Improvement of intraoperative somatosensory evoked potentials by etomidate.

Use of somatosensory evoked potentials (SSEPs) for monitoring of the nervous system during corrective surgery on the spine has stimulated interest in the effect of anesthetics on SSEPs. Inhalation anesthetics have generally demonstrated a dose-dependent depression of amplitude and increase in latency, with intravenous agents generally showing lesser depression of amplitude and latency. This suggested to many that a narcotic-based anesthetic technique may be superior when monitoring patients with lowamplitude evoked responses. A particular monitoring challenge occurs in patients in whom preexisting neural abnormalities may make monitoring difficult. These patients may be at greater risk for neural complications, making monitoring most important at a time when it is also most difficult (1). As with the following case, the intraoperative evoked responses may be too poor to be reliably monitored. An anesthetic that would increase the amplitude of evoked responses might make the response usable for monitoring.
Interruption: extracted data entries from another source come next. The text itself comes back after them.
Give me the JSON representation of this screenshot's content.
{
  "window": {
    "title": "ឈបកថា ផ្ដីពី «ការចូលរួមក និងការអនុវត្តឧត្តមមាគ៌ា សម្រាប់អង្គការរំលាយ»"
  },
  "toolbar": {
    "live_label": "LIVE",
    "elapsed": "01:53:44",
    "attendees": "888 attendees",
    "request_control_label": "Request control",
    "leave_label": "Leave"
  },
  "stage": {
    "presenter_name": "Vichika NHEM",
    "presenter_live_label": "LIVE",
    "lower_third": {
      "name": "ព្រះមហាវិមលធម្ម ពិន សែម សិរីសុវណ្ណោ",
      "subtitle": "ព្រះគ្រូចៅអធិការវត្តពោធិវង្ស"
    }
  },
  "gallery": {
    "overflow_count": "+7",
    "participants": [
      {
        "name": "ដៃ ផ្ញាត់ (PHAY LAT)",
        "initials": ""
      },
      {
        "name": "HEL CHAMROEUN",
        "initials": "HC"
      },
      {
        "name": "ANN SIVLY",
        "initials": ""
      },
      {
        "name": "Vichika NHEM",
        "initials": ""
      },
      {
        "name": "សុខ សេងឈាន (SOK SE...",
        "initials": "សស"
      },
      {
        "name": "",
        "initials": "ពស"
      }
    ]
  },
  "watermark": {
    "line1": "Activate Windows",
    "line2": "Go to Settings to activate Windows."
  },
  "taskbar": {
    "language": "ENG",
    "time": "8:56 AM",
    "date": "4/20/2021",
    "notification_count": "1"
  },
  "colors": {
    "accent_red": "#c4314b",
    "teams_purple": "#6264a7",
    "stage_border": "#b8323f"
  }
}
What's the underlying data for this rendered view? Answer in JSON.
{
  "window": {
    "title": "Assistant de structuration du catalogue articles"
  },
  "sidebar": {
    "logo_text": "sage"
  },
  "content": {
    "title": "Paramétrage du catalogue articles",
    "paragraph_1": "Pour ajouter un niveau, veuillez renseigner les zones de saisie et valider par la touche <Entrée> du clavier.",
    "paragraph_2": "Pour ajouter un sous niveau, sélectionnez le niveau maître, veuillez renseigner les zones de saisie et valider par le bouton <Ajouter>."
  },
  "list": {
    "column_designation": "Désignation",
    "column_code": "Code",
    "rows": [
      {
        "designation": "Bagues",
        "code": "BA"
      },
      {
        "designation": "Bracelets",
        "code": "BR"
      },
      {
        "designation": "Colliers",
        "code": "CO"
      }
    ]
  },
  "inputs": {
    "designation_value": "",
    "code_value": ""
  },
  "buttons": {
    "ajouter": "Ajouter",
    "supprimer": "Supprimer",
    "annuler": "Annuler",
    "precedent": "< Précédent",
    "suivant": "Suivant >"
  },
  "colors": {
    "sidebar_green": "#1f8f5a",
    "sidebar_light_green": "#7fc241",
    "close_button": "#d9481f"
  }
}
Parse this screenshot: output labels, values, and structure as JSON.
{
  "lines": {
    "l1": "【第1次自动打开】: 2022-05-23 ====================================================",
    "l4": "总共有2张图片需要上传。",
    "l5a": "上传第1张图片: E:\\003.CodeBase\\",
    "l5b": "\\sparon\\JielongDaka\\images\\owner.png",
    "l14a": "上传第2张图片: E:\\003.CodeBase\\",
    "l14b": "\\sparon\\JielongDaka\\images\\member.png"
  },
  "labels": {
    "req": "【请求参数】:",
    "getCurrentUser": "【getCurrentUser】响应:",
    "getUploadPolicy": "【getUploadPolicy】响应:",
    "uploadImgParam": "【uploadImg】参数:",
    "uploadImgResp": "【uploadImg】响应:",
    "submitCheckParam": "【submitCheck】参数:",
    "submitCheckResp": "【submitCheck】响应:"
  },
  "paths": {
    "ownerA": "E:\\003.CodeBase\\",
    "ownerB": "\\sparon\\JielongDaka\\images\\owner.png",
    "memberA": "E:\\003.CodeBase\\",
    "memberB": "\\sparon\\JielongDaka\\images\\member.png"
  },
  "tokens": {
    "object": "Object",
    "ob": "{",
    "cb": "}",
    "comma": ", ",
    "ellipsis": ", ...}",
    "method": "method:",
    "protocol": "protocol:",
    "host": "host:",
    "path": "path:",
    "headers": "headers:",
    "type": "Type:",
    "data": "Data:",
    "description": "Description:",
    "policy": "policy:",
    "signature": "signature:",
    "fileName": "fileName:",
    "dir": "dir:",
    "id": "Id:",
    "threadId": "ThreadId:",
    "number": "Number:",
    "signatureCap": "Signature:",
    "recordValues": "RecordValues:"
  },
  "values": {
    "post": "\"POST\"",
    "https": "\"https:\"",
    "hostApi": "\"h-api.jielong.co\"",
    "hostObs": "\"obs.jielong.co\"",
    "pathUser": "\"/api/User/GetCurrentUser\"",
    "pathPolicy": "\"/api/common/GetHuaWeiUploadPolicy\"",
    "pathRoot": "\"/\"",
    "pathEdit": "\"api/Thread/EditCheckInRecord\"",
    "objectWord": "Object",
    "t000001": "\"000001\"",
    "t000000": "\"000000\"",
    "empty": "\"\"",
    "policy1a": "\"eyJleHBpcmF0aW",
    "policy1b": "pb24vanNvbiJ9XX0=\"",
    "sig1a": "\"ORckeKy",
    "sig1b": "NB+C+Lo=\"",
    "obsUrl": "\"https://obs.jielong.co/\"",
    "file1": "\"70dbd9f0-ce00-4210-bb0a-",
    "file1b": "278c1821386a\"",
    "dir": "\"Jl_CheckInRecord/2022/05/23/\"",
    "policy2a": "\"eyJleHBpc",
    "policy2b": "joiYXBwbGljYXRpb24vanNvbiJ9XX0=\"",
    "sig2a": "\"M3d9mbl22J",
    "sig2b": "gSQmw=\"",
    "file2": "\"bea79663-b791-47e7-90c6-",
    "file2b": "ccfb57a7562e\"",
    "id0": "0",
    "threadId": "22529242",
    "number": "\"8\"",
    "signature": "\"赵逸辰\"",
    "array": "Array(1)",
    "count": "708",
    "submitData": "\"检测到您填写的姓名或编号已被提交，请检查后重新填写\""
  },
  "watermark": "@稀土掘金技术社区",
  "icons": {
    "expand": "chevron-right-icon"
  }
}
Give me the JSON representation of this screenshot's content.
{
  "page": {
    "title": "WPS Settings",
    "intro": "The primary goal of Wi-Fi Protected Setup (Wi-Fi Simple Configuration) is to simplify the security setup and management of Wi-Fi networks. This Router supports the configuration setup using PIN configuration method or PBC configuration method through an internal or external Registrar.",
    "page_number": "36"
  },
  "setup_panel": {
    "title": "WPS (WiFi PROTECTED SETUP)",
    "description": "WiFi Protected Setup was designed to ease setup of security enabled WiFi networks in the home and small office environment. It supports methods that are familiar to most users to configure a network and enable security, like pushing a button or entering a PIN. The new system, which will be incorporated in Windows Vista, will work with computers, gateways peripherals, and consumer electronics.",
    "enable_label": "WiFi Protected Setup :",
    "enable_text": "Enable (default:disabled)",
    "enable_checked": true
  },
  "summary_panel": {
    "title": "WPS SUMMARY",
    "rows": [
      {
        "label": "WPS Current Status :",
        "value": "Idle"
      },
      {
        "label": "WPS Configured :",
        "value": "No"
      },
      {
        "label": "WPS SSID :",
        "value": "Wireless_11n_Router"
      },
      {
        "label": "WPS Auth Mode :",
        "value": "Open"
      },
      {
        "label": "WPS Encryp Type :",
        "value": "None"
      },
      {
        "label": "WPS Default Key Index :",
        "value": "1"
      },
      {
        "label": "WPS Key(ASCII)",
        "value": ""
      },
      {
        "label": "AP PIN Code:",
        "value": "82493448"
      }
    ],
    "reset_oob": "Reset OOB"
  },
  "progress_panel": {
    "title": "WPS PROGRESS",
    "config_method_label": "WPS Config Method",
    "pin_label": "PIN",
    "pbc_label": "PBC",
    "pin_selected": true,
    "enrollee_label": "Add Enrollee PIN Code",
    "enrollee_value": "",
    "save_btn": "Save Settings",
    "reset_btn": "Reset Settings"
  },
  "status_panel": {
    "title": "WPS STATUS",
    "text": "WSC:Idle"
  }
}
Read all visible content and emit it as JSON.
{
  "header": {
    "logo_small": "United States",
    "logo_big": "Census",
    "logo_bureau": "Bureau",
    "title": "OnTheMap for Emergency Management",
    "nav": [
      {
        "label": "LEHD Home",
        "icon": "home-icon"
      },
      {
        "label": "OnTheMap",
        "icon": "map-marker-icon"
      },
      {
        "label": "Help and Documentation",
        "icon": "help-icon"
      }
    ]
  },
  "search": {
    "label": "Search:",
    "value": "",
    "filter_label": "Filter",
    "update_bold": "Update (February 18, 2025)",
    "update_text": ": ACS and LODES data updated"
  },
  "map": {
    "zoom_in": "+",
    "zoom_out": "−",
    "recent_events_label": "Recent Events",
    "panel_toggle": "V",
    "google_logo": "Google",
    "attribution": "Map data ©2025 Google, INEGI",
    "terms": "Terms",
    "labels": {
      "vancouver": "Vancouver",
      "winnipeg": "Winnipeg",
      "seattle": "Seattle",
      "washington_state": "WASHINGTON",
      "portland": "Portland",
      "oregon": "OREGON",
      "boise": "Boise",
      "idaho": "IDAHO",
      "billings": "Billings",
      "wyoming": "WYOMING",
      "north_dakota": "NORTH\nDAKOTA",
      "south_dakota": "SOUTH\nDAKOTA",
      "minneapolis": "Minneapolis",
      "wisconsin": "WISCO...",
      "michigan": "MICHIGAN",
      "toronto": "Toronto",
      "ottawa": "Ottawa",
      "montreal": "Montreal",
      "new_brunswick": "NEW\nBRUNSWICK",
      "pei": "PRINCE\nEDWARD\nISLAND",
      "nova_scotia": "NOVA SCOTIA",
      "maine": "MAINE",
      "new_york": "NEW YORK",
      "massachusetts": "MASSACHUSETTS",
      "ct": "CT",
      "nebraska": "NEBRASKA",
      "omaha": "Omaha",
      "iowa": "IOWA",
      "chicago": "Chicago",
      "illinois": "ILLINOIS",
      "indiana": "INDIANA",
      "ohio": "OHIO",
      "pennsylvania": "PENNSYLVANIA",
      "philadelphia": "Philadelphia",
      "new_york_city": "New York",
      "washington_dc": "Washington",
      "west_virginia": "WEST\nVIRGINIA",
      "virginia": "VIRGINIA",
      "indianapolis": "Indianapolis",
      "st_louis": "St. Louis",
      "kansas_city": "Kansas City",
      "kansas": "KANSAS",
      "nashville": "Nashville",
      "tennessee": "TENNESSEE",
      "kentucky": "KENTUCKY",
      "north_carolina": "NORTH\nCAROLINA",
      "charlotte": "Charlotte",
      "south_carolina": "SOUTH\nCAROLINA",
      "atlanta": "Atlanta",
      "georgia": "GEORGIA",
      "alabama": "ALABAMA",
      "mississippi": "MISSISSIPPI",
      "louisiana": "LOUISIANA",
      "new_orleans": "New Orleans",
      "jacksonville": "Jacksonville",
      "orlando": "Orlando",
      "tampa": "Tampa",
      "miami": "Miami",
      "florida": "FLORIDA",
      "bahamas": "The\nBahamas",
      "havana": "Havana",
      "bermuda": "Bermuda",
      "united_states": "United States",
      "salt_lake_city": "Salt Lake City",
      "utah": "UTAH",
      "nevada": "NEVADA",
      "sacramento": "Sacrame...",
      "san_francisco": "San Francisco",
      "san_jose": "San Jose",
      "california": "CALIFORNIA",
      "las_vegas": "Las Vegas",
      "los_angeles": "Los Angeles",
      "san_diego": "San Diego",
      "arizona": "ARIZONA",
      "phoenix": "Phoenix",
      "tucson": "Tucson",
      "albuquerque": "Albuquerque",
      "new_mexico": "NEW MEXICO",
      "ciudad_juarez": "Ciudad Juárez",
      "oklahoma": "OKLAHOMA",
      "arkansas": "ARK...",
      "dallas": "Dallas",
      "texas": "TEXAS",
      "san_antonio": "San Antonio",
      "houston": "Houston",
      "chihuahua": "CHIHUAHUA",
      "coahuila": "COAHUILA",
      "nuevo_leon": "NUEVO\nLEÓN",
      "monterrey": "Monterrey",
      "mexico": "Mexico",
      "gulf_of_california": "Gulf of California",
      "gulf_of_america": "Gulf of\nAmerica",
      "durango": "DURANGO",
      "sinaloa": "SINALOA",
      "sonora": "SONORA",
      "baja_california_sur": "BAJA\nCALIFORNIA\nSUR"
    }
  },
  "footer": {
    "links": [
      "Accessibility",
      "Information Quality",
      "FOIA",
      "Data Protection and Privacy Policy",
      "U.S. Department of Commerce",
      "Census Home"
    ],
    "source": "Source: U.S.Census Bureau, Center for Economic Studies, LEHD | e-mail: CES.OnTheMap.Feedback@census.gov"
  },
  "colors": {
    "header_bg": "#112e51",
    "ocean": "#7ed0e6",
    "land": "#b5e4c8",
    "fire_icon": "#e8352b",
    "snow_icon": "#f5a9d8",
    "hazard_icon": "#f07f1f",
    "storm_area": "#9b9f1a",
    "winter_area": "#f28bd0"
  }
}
Etomidate may be such an agent. As shown in several studies ( 2 4 , etomidate increases the amplitude of cortically derived median nerve SSEPs. We now report a case in which the introduction of etomidate during a narcotic anesthetic improved SSEPs responses from posterior tibial nerve stimulation and allowed the patient's neural function to be monitored when it would otherwise have been considered unreliable.